2013 has been a bad year for the SNP in its campaign to secure a ‘Yes’ vote in next year’s Scottish independence referendum. At almost every turn, the SNP have been left in the traps either with ever-shifting answers, or no answers at all to key questions. Nicola Sturgeon is, perhaps, the most talented public speaker that the pro-independence side has, and it needs to make further use of her abilities.
However, Sturgeon, formidable and talented as she is, can only do so much when there are yawning gaps where policies would be, and this serves only to encourage the ‘No’ camp’s accusations of uncertainty and that the SNP are ‘making it up as they go along’.

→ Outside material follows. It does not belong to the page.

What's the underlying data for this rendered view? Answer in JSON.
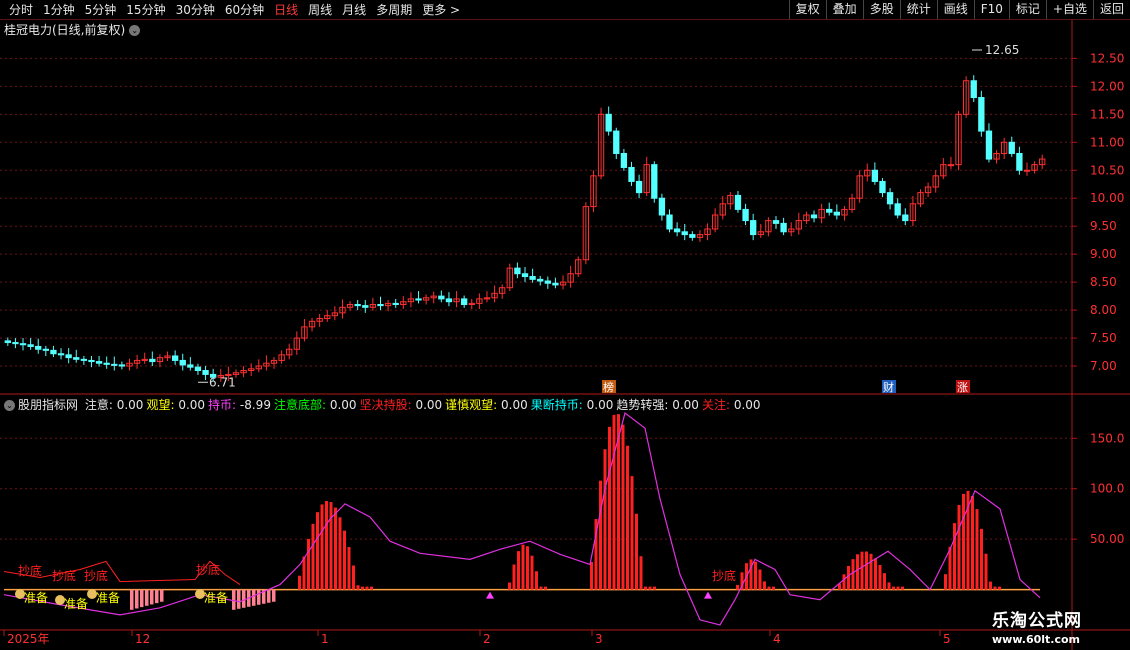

I have yet to meet a single self-proclaimed ‘undecided’ voter – who remains open to the idea of independence – who has not said that they are yet to be convinced by the vagueness which is rife throughout the ‘Yes’ camp, as led by the SNP. One can only wait and see whether the details that the SNP keep promising are sufficient enough to swing the polls in their favour come September next year.